= River of Ice =

First publication

"The River of Ice" is the 11th pulp magazine story to feature The Avenger. Written by Paul Ernst, it was published in the July 1940 issue of The Avenger magazine.

==Publishing history==
This novel was re-published under its original title by Paperback Library on April 1, 1973.

==Summary==

In a cave under a glacier (the "River of Ice") in British Columbia, Brent and Lini Waller find a time capsule with treasure, artifacts, and manuscripts from an advanced, pre-Ice Age civilization. Lini seeks to sell the cave contents to the Wittwar Foundation. Benson declines to lead an expedition to the cave. Lini is kidnapped, and a steel needle is pounded into her brain, a pre-Ice Age mind control technique. She leads the Justice Inc. team into several death traps, including a room filled with dry ice and a building that falls on their car. Mac and Josh, sent to locate the cave, are captured by the criminals.
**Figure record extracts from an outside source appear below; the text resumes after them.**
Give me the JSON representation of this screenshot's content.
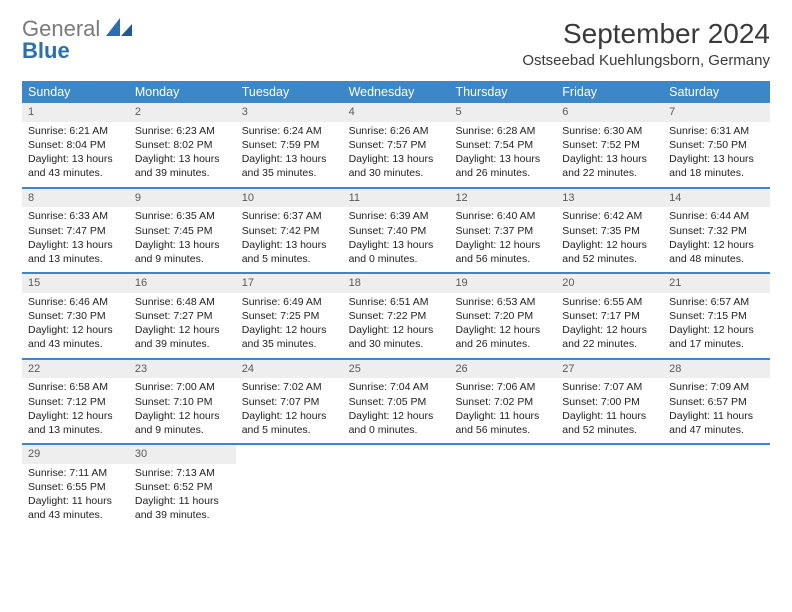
{
  "logo": {
    "word1": "General",
    "word2": "Blue"
  },
  "title": "September 2024",
  "location": "Ostseebad Kuehlungsborn, Germany",
  "theme": {
    "header_bg": "#3b87c8",
    "header_fg": "#ffffff",
    "daynum_bg": "#eeeeee",
    "daynum_fg": "#5a5a5a",
    "rule_color": "#3b87c8",
    "body_font_size": 10.5,
    "header_font_size": 12.5,
    "title_font_size": 28,
    "location_font_size": 15
  },
  "weekdays": [
    "Sunday",
    "Monday",
    "Tuesday",
    "Wednesday",
    "Thursday",
    "Friday",
    "Saturday"
  ],
  "days": [
    {
      "n": 1,
      "sunrise": "6:21 AM",
      "sunset": "8:04 PM",
      "daylight": "13 hours and 43 minutes."
    },
    {
      "n": 2,
      "sunrise": "6:23 AM",
      "sunset": "8:02 PM",
      "daylight": "13 hours and 39 minutes."
    },
    {
      "n": 3,
      "sunrise": "6:24 AM",
      "sunset": "7:59 PM",
      "daylight": "13 hours and 35 minutes."
    },
    {
      "n": 4,
      "sunrise": "6:26 AM",
      "sunset": "7:57 PM",
      "daylight": "13 hours and 30 minutes."
    },
    {
      "n": 5,
      "sunrise": "6:28 AM",
      "sunset": "7:54 PM",
      "daylight": "13 hours and 26 minutes."
    },
    {
      "n": 6,
      "sunrise": "6:30 AM",
      "sunset": "7:52 PM",
      "daylight": "13 hours and 22 minutes."
    },
    {
      "n": 7,
      "sunrise": "6:31 AM",
      "sunset": "7:50 PM",
      "daylight": "13 hours and 18 minutes."
    },
    {
      "n": 8,
      "sunrise": "6:33 AM",
      "sunset": "7:47 PM",
      "daylight": "13 hours and 13 minutes."
    },
    {
      "n": 9,
      "sunrise": "6:35 AM",
      "sunset": "7:45 PM",
      "daylight": "13 hours and 9 minutes."
    },
    {
      "n": 10,
      "sunrise": "6:37 AM",
      "sunset": "7:42 PM",
      "daylight": "13 hours and 5 minutes."
    },
    {
      "n": 11,
      "sunrise": "6:39 AM",
      "sunset": "7:40 PM",
      "daylight": "13 hours and 0 minutes."
    },
    {
      "n": 12,
      "sunrise": "6:40 AM",
      "sunset": "7:37 PM",
      "daylight": "12 hours and 56 minutes."
    },
    {
      "n": 13,
      "sunrise": "6:42 AM",
      "sunset": "7:35 PM",
      "daylight": "12 hours and 52 minutes."
    },
    {
      "n": 14,
      "sunrise": "6:44 AM",
      "sunset": "7:32 PM",
      "daylight": "12 hours and 48 minutes."
    },
    {
      "n": 15,
      "sunrise": "6:46 AM",
      "sunset": "7:30 PM",
      "daylight": "12 hours and 43 minutes."
    },
    {
      "n": 16,
      "sunrise": "6:48 AM",
      "sunset": "7:27 PM",
      "daylight": "12 hours and 39 minutes."
    },
    {
      "n": 17,
      "sunrise": "6:49 AM",
      "sunset": "7:25 PM",
      "daylight": "12 hours and 35 minutes."
    },
    {
      "n": 18,
      "sunrise": "6:51 AM",
      "sunset": "7:22 PM",
      "daylight": "12 hours and 30 minutes."
    },
    {
      "n": 19,
      "sunrise": "6:53 AM",
      "sunset": "7:20 PM",
      "daylight": "12 hours and 26 minutes."
    },
    {
      "n": 20,
      "sunrise": "6:55 AM",
      "sunset": "7:17 PM",
      "daylight": "12 hours and 22 minutes."
    },
    {
      "n": 21,
      "sunrise": "6:57 AM",
      "sunset": "7:15 PM",
      "daylight": "12 hours and 17 minutes."
    },
    {
      "n": 22,
      "sunrise": "6:58 AM",
      "sunset": "7:12 PM",
      "daylight": "12 hours and 13 minutes."
    },
    {
      "n": 23,
      "sunrise": "7:00 AM",
      "sunset": "7:10 PM",
      "daylight": "12 hours and 9 minutes."
    },
    {
      "n": 24,
      "sunrise": "7:02 AM",
      "sunset": "7:07 PM",
      "daylight": "12 hours and 5 minutes."
    },
    {
      "n": 25,
      "sunrise": "7:04 AM",
      "sunset": "7:05 PM",
      "daylight": "12 hours and 0 minutes."
    },
    {
      "n": 26,
      "sunrise": "7:06 AM",
      "sunset": "7:02 PM",
      "daylight": "11 hours and 56 minutes."
    },
    {
      "n": 27,
      "sunrise": "7:07 AM",
      "sunset": "7:00 PM",
      "daylight": "11 hours and 52 minutes."
    },
    {
      "n": 28,
      "sunrise": "7:09 AM",
      "sunset": "6:57 PM",
      "daylight": "11 hours and 47 minutes."
    },
    {
      "n": 29,
      "sunrise": "7:11 AM",
      "sunset": "6:55 PM",
      "daylight": "11 hours and 43 minutes."
    },
    {
      "n": 30,
      "sunrise": "7:13 AM",
      "sunset": "6:52 PM",
      "daylight": "11 hours and 39 minutes."
    }
  ],
  "labels": {
    "sunrise": "Sunrise:",
    "sunset": "Sunset:",
    "daylight": "Daylight:"
  },
  "layout": {
    "start_weekday": 0,
    "columns": 7,
    "total_days": 30
  }
}
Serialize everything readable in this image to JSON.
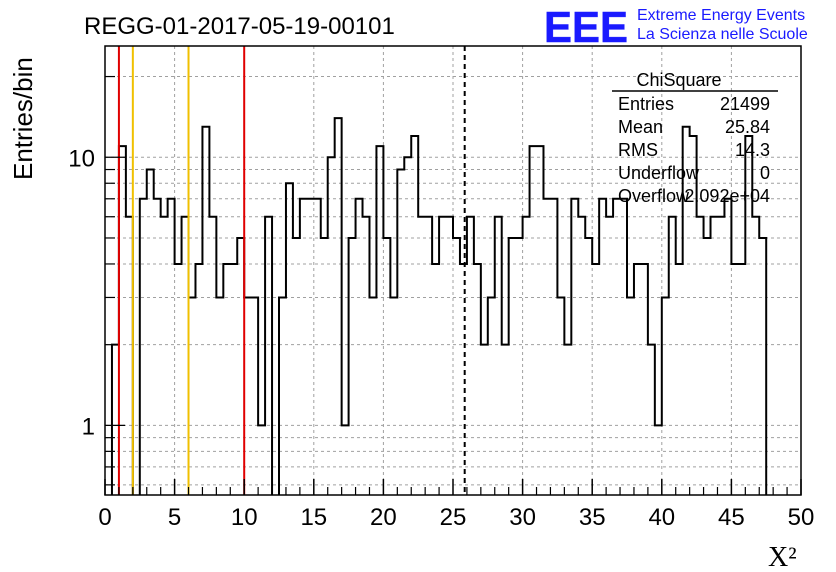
{
  "header": {
    "run_title": "REGG-01-2017-05-19-00101",
    "logo_text": "EEE",
    "org_line1": "Extreme Energy Events",
    "org_line2": "La Scienza nelle Scuole"
  },
  "stats_box": {
    "title": "ChiSquare",
    "rows": [
      {
        "label": "Entries",
        "value": "21499"
      },
      {
        "label": "Mean",
        "value": "25.84"
      },
      {
        "label": "RMS",
        "value": "14.3"
      },
      {
        "label": "Underflow",
        "value": "0"
      },
      {
        "label": "Overflow",
        "value": "2.092e+04"
      }
    ]
  },
  "colors": {
    "histogram": "#000000",
    "red_line": "#e00000",
    "yellow_line": "#f0c000",
    "grid": "#a0a0a0",
    "logo_blue": "#1a1aff"
  },
  "chart_data": {
    "type": "histogram",
    "xlabel": "X²",
    "ylabel": "Entries/bin",
    "xlim": [
      0,
      50
    ],
    "ylim": [
      0.55,
      26
    ],
    "yscale": "log",
    "grid": true,
    "x_ticks": [
      0,
      5,
      10,
      15,
      20,
      25,
      30,
      35,
      40,
      45,
      50
    ],
    "x_tick_labels": [
      "0",
      "5",
      "10",
      "15",
      "20",
      "25",
      "30",
      "35",
      "40",
      "45",
      "50"
    ],
    "y_ticks": [
      1,
      10
    ],
    "y_tick_labels": [
      "1",
      "10"
    ],
    "bin_width": 0.5,
    "bin_start": 0,
    "values": [
      0,
      2,
      11,
      6,
      0,
      7,
      9,
      7,
      6,
      7,
      4,
      6,
      3,
      4,
      13,
      6,
      3,
      4,
      4,
      5,
      3,
      3,
      1,
      6,
      0,
      3,
      8,
      5,
      7,
      7,
      7,
      5,
      10,
      14,
      1,
      5,
      7,
      6,
      3,
      11,
      5,
      3,
      9,
      10,
      12,
      6,
      6,
      4,
      6,
      6,
      5,
      4,
      6,
      4,
      2,
      3,
      6,
      2,
      5,
      5,
      6,
      11,
      11,
      7,
      7,
      3,
      2,
      7,
      6,
      5,
      4,
      7,
      6,
      7,
      7,
      3,
      4,
      4,
      2,
      1,
      3,
      6,
      4,
      13,
      12,
      6,
      5,
      6,
      6,
      7,
      4,
      4,
      12,
      6,
      5,
      0,
      0,
      0,
      0,
      0
    ],
    "markers": [
      {
        "type": "vline",
        "x": 1,
        "color": "red"
      },
      {
        "type": "vline",
        "x": 2,
        "color": "yellow"
      },
      {
        "type": "vline",
        "x": 6,
        "color": "yellow"
      },
      {
        "type": "vline",
        "x": 10,
        "color": "red"
      },
      {
        "type": "vline",
        "x": 25.84,
        "color": "black",
        "style": "dashed"
      }
    ]
  }
}
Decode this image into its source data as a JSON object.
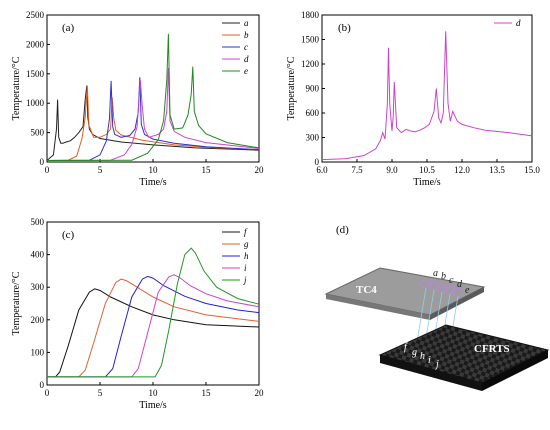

Nellie, captured, apparently has a needle inserted in her brain. Flying to the cave, under Lini's control, Nellie strands Benson, Smitty, and Rosabel in a remote location. Benson had planned for a second plane, delivered by a young Canadian pilot, but accidentally crashes it and is captured. The mastermind seeks the ancient cold light technology which lights the cave, removes all the ancient artifacts, and sets an explosion that buries the cave with the Justice Inc. team inside. Benson arranged for the explosion to destroy the criminals, and escapes the cave using ancient advanced technology.